Wild Secrets
- Founded: 1993
- Founder: Gerrard Giummarra
- Area served: Australia, New Zealand
- Website: https://www.wildsecrets.com.au/

= Wild Secrets =

Wild Secrets is an online retailer of sex toys, condoms and intimate wear for men, women and couples in Australia and New Zealand.

Wild Secrets is the flagship store of PHE International PTY LTD (trading as Excite Online Services) PHE International operates from its combined office and warehouse space in Australia and is the Australian subsidiary of PHE, Inc., which was founded in 1971 by Phil Harvey and is the parent company of Adam & Eve, one of the largest online distributor of sex toys, condoms and lingerie in the United States of America.

== Origins ==
Wild Secrets was founded by online entrepreneur Gerrard Giummarra under his online retail empire IBSA, established in 1993.
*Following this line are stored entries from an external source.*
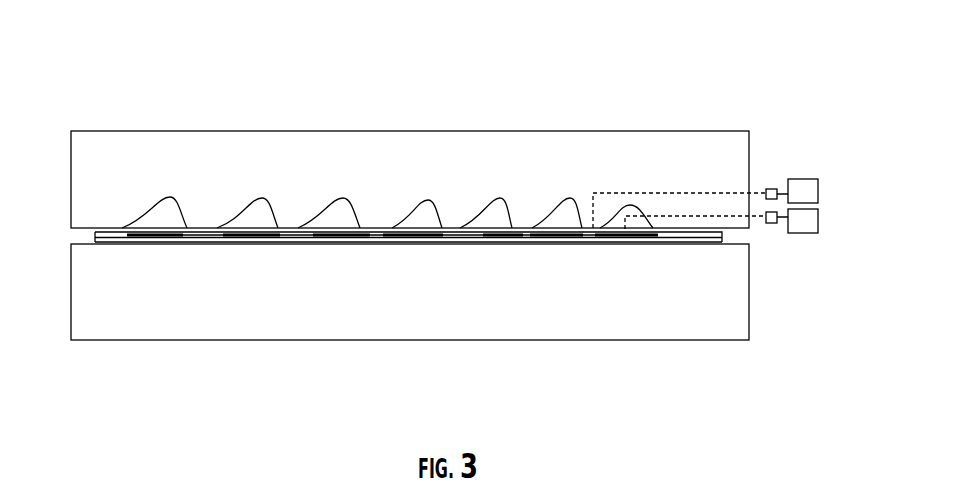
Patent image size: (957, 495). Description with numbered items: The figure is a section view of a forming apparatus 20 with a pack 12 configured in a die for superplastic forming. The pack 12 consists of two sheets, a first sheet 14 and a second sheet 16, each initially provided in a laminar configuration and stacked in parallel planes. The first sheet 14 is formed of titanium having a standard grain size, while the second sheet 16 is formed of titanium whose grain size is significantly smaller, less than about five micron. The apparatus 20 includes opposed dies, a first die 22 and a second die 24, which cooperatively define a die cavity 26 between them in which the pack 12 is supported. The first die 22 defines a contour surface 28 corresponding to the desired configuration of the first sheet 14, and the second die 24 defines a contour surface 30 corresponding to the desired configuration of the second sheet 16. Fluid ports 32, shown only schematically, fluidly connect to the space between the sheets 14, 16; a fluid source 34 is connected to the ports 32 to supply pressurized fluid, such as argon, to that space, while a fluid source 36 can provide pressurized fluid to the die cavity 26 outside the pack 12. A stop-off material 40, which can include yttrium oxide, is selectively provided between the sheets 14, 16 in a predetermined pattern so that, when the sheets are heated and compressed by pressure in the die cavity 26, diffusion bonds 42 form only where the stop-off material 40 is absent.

The forming apparatus 20 is at (465, 89).
The second die 24 is at (525, 157).
The first die 22 is at (462, 328).
The first sheet 14 is at (252, 243).
The second sheet 16 is at (290, 238).
The contour surface 28 is at (185, 247).
The stop-off material 40 is at (357, 238).
The diffusion bonds 42 is at (288, 240).
The contour surface 30 is at (170, 197).
The pack 12 is at (258, 222).
The die cavity 26 is at (428, 222).
The fluid ports 32 is at (768, 189).
The fluid source 36 is at (803, 191).
The fluid source 34 is at (803, 221).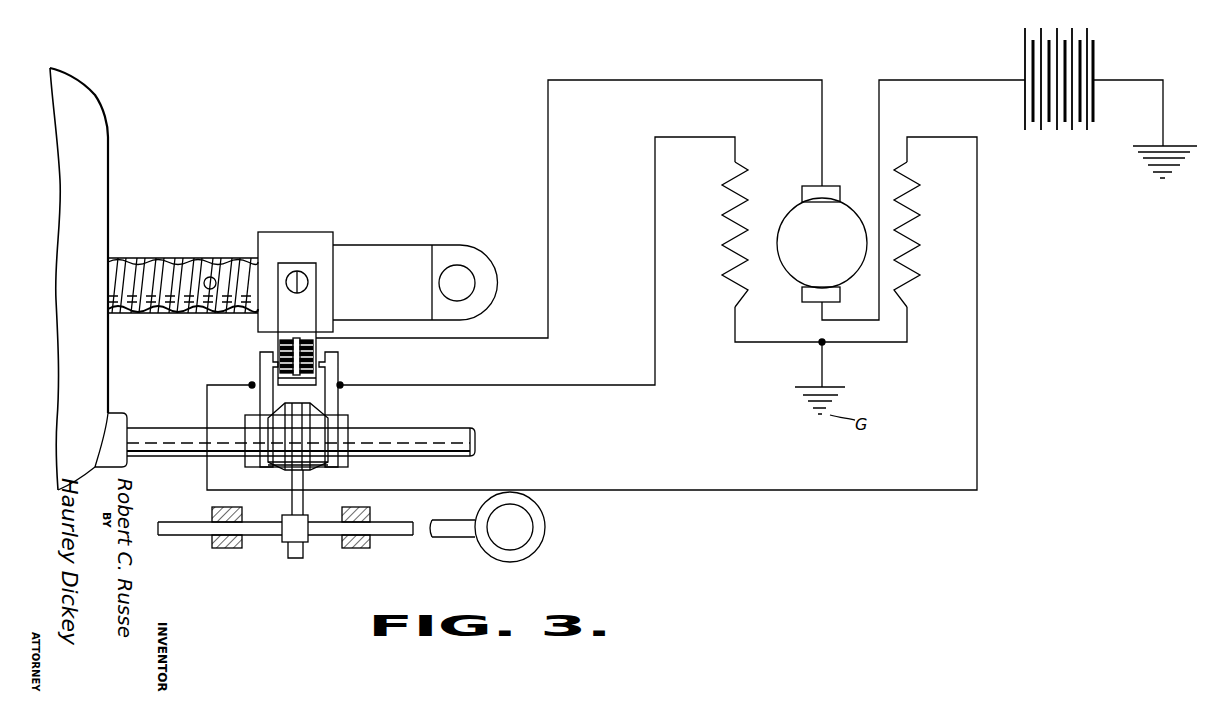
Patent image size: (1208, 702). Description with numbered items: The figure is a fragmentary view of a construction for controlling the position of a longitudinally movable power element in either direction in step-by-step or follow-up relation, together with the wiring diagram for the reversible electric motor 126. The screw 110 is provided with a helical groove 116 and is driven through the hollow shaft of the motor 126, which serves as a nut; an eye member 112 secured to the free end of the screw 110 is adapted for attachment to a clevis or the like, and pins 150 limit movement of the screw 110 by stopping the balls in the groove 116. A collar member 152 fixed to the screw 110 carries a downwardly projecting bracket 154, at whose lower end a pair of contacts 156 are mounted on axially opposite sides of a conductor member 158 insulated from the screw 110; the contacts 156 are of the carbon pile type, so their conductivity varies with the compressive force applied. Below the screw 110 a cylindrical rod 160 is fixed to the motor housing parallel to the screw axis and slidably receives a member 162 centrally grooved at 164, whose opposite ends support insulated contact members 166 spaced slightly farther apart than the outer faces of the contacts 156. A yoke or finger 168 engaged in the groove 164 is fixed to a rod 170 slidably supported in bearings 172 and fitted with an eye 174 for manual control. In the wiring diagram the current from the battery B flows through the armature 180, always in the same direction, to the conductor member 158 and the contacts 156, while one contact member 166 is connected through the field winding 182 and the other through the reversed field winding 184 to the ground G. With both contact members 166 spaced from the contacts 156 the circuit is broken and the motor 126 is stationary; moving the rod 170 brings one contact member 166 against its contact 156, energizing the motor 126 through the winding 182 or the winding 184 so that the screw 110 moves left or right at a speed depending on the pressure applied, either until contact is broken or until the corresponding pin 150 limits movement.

The screw 110 is at (186, 257).
The eye member 112 is at (367, 252).
The helical groove 116 is at (137, 260).
The electric motor 126 is at (110, 137).
The pins 150 is at (208, 278).
The collar member 152 is at (293, 238).
The bracket 154 is at (308, 308).
The contacts 156 is at (295, 340).
The conductor member 158 is at (305, 374).
The cylindrical rod 160 is at (450, 430).
The member 162 is at (330, 472).
The groove 164 is at (298, 430).
The contact members 166 is at (268, 366).
The yoke or finger 168 is at (292, 507).
The rod 170 is at (264, 530).
The bearings 172 is at (212, 508).
The eye 174 is at (546, 522).
The armature 180 is at (843, 250).
The field winding 182 is at (729, 247).
The field winding 184 is at (913, 247).
The battery B is at (1075, 130).
The ground G is at (1155, 170).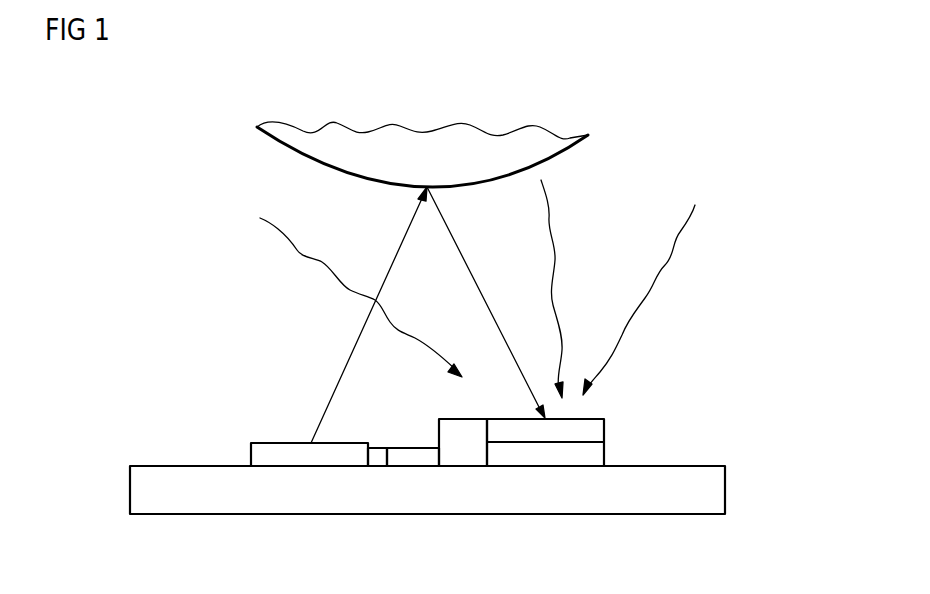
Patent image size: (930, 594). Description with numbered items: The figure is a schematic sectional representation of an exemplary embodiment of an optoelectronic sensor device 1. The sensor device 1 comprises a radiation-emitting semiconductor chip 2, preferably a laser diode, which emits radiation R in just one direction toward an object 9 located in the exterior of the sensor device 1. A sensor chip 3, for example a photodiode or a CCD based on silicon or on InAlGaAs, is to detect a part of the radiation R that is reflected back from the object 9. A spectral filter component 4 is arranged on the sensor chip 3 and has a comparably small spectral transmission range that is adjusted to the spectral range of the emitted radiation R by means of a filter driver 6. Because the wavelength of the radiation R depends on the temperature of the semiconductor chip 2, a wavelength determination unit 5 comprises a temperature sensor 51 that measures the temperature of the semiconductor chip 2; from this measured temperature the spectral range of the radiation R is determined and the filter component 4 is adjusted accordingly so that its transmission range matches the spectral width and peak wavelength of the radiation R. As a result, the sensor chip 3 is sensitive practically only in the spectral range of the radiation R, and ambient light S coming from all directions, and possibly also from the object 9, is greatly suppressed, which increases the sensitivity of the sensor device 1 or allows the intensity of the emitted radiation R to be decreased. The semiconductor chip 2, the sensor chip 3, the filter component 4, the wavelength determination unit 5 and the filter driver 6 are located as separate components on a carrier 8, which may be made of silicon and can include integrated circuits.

The optoelectronic sensor device 1 is at (728, 106).
The radiation-emitting semiconductor chip 2 is at (251, 450).
The sensor chip 3 is at (605, 453).
The spectral filter component 4 is at (605, 425).
The wavelength determination unit 5 is at (412, 449).
The temperature sensor 51 is at (378, 448).
The filter driver 6 is at (472, 419).
The carrier 8 is at (726, 490).
The object 9 is at (420, 144).
The radiation R is at (370, 313).
The ambient light S is at (298, 255).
Giumarra's first online venture was propertyseeker.com.au, which he started as a means to display projects following his work as an architectural designer in the 1980s. When Giumarra began working with two IT developers who owned the domain realestate.com.au in 1991, he suggested a merger. Realestate.com.au, now REA Group Ltd (REA), provides online and app-based property and property-related services across Australia and Asia.

In 1998, Giumarra sold his interests in  propertyseeker.com.au and realestate.com.au, and founded IBSA. Under IBSA, Giumarra founded Wild Secrets and its sister companies followed in 2007 by bikeexchage.com.au, Australia's biggest online marketplace for cyclists. He sold his stake in the company in 2012.

Excite Online Services, its Wild Secrets flagship and sister stores were acquired by PHE, Inc. in 2019.

Wild Secrets’ own brand of sexual wellness products was launched in 2020.

== Philanthropy ==
Wild Secrets closely aligns with the humanitarian values of its parent company PHE, Inc. The parent enterprise is involved in philanthropic work such as disease control, sex education and family planning in developing countries through Population Services International and DKT International.

- In 2019, Wild Secrets formed a partnership with cancer vanquishing charity Love Your Sister, co-founded by award-winning Australian actor Samuel Johnson OAM.
- In January 2020, Wild Secrets and PHE, Inc. individually donated to the Australian Red Cross Disaster Relief and Recovery Fund, and the Gippsland Emergency Relief Fund, to help those affected by Australia's devastating bushfire crisis of 2019–20.

== Media Exposure ==
Wild Secrets has featured in web, print and broadcast media for its successes, educational campaigns and charity fundraising.

- In February 2019, Wild Secrets received media attention for the acquisition of Excite Online Services by PHE, Inc. The acquisition received further coverage in a piece on the retirement of Bob Christian, former Adam & Eve Director of New Business Development and President of Adam & Eve Retail Stores.
- In June 2019, the appointment of Will Dobbyn, former executive from major sports apparel brand 2XU, as Wild Secrets General Manager made news.
- In January 2020, Wild Secrets featured in several publications for its exclusive hotel sex toy delivery offer for Valentine's Day.
- Wild Secrets campaign ‘Go F*ck Yourself (for everyone’s sake)’, encouraging adults to use sex toys to break the boredom of self-isolation during COVID-19, was covered in the media.

In addition, Wild Secrets has featured in Australian mainstream and LGBTQI+ media for its charity fundraising and sexual wellness advice.

Broadcast appearances have included The Morning Show television program, Now To Love online magazine platform and Joy 94.9 community radio's Saturday Magazine radio show.